Impressive quarterly results
In the first quarter, Fastly's revenue grew 38% year over year. At the same time, on a non-GAAP (adjusted) basis, the company cut its losses by about 80%. This was partially the result of a growing base of enterprise customers, which increased 22% year over year.
The company boasts an impressive customer retention rate, which clocks in at 130%. Even more impressive, however, was the fact that current customers were spending significantly more. Fastly's dollar-based net expansion rate hit 133%, showing that the average client increased spending by 33% compared to the same period last year.
Other important considerations
As economic uncertainty is the order of the day, it's worth noting that Fastly has more than $116 million on its balance sheet and about $32 million in debt, giving the company ample resources to weather a financial storm.
It's also important to note that executive officers and directors of Fastly still own 86% of the class B shares and control about 69% of the voting power, so their interests are clearly aligned with those of ordinary shareholders.
Due in part to its stratospheric rise over the past several months, Fastly's stock is by no means cheap. In fact, it's quite the opposite. As of Monday's close, the company's forward price-to-sales ratio has grown from low single-digits in late March to more than 30 now -- when a ratio of between one and two is considered good -- so investors have clearly baked an extraordinary amount of growth into Fastly's current share price.

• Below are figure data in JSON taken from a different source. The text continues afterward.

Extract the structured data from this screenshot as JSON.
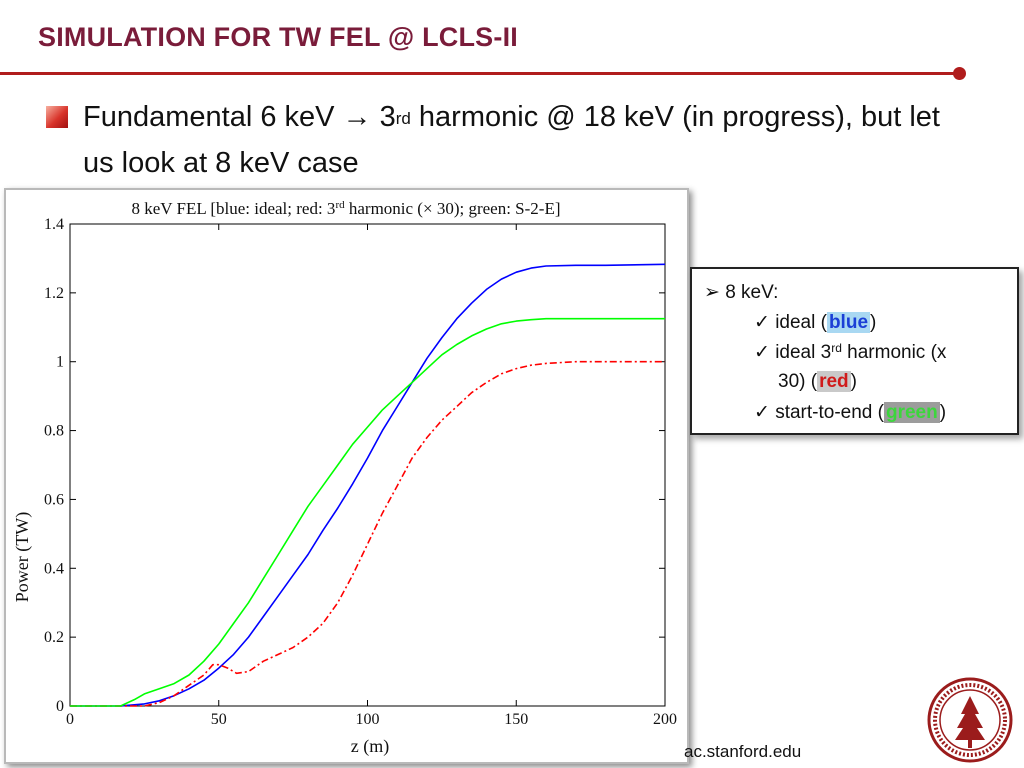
{
  "slide": {
    "title": "SIMULATION FOR TW FEL @ LCLS-II",
    "bullet_part1": "Fundamental 6 keV ",
    "arrow": "→",
    "bullet_part2": " 3",
    "bullet_sup": "rd",
    "bullet_part3": " harmonic @ 18 keV (in progress), but let us look at 8 keV case",
    "footer": "ac.stanford.edu"
  },
  "legend": {
    "header": "8 keV:",
    "header_marker": "➢",
    "check": "✓",
    "item1_pre": "ideal (",
    "item1_kw": "blue",
    "item1_post": ")",
    "item2_pre": "ideal 3",
    "item2_sup": "rd",
    "item2_post": " harmonic (x",
    "item2_line2_pre": "30) (",
    "item2_kw": "red",
    "item2_line2_post": ")",
    "item3_pre": "start-to-end (",
    "item3_kw": "green",
    "item3_post": ")"
  },
  "colors": {
    "title": "#7a1c3a",
    "rule": "#b01c1c",
    "ideal": "#0000ff",
    "harmonic": "#ff0000",
    "s2e": "#00ff00"
  },
  "chart_data": {
    "type": "line",
    "title_parts": {
      "a": "8 keV FEL [blue: ideal; red: 3",
      "sup": "rd",
      "b": " harmonic (",
      "times": "×",
      "c": " 30); green: S-2-E]"
    },
    "xlabel": "z  (m)",
    "ylabel": "Power (TW)",
    "xlim": [
      0,
      200
    ],
    "ylim": [
      0,
      1.4
    ],
    "xticks": [
      "0",
      "50",
      "100",
      "150",
      "200"
    ],
    "yticks": [
      "0",
      "0.2",
      "0.4",
      "0.6",
      "0.8",
      "1",
      "1.2",
      "1.4"
    ],
    "series": [
      {
        "key": "ideal",
        "color": "#0000ff",
        "dash": "",
        "points": [
          [
            0,
            0
          ],
          [
            17,
            0
          ],
          [
            25,
            0.006
          ],
          [
            30,
            0.015
          ],
          [
            35,
            0.03
          ],
          [
            40,
            0.05
          ],
          [
            45,
            0.075
          ],
          [
            50,
            0.11
          ],
          [
            55,
            0.15
          ],
          [
            60,
            0.2
          ],
          [
            65,
            0.26
          ],
          [
            70,
            0.32
          ],
          [
            75,
            0.38
          ],
          [
            80,
            0.44
          ],
          [
            85,
            0.51
          ],
          [
            90,
            0.575
          ],
          [
            95,
            0.645
          ],
          [
            100,
            0.72
          ],
          [
            105,
            0.8
          ],
          [
            110,
            0.87
          ],
          [
            115,
            0.94
          ],
          [
            120,
            1.01
          ],
          [
            125,
            1.07
          ],
          [
            130,
            1.125
          ],
          [
            135,
            1.17
          ],
          [
            140,
            1.21
          ],
          [
            145,
            1.24
          ],
          [
            150,
            1.26
          ],
          [
            155,
            1.272
          ],
          [
            160,
            1.278
          ],
          [
            170,
            1.28
          ],
          [
            180,
            1.28
          ],
          [
            200,
            1.283
          ]
        ]
      },
      {
        "key": "harmonic",
        "color": "#ff0000",
        "dash": "7 3 2 3",
        "points": [
          [
            0,
            0
          ],
          [
            25,
            0
          ],
          [
            30,
            0.01
          ],
          [
            35,
            0.03
          ],
          [
            40,
            0.06
          ],
          [
            45,
            0.09
          ],
          [
            48,
            0.12
          ],
          [
            50,
            0.12
          ],
          [
            53,
            0.11
          ],
          [
            56,
            0.095
          ],
          [
            60,
            0.1
          ],
          [
            65,
            0.13
          ],
          [
            70,
            0.15
          ],
          [
            75,
            0.17
          ],
          [
            80,
            0.2
          ],
          [
            85,
            0.24
          ],
          [
            90,
            0.3
          ],
          [
            95,
            0.38
          ],
          [
            100,
            0.47
          ],
          [
            105,
            0.56
          ],
          [
            110,
            0.64
          ],
          [
            115,
            0.72
          ],
          [
            120,
            0.78
          ],
          [
            125,
            0.83
          ],
          [
            130,
            0.87
          ],
          [
            135,
            0.91
          ],
          [
            140,
            0.94
          ],
          [
            145,
            0.965
          ],
          [
            150,
            0.98
          ],
          [
            155,
            0.99
          ],
          [
            160,
            0.995
          ],
          [
            170,
            1.0
          ],
          [
            180,
            1.0
          ],
          [
            200,
            1.0
          ]
        ]
      },
      {
        "key": "s2e",
        "color": "#00ff00",
        "dash": "",
        "points": [
          [
            0,
            0
          ],
          [
            17,
            0
          ],
          [
            22,
            0.02
          ],
          [
            25,
            0.035
          ],
          [
            30,
            0.05
          ],
          [
            35,
            0.065
          ],
          [
            40,
            0.09
          ],
          [
            45,
            0.13
          ],
          [
            50,
            0.18
          ],
          [
            55,
            0.24
          ],
          [
            60,
            0.3
          ],
          [
            65,
            0.37
          ],
          [
            70,
            0.44
          ],
          [
            75,
            0.51
          ],
          [
            80,
            0.58
          ],
          [
            85,
            0.64
          ],
          [
            90,
            0.7
          ],
          [
            95,
            0.76
          ],
          [
            100,
            0.81
          ],
          [
            105,
            0.86
          ],
          [
            110,
            0.9
          ],
          [
            115,
            0.94
          ],
          [
            120,
            0.98
          ],
          [
            125,
            1.02
          ],
          [
            130,
            1.05
          ],
          [
            135,
            1.075
          ],
          [
            140,
            1.095
          ],
          [
            145,
            1.11
          ],
          [
            150,
            1.118
          ],
          [
            155,
            1.122
          ],
          [
            160,
            1.125
          ],
          [
            170,
            1.125
          ],
          [
            180,
            1.125
          ],
          [
            200,
            1.125
          ]
        ]
      }
    ]
  }
}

To put that into perspective, analysts are expecting sales growth of 58% in the current quarter, 43% for the current year, and 28% next year -- though Fastly has exceeded expectations in each of the four quarters since its public debut.
The bottom line
Which brings us back to the pivotal investing question: "Is Fastly stock a buy?" Unfortunately, it's complicated, and as with so many things, the answer is: "It depends." Much of the answer to this question really depends on who you are as an investor.
If you're not at all interested in nosebleed-inducing valuations, have no stomach for volatility, or are looking to make a quick buck, then Fastly probably isn't the stock for you.
If, on the other hand, you have an appropriately long time horizon to let the story play out, a cast-iron constitution for the volatility that's sure to follow, and a willingness to pay up for quality, then Fastly deserves a spot in your portfolio.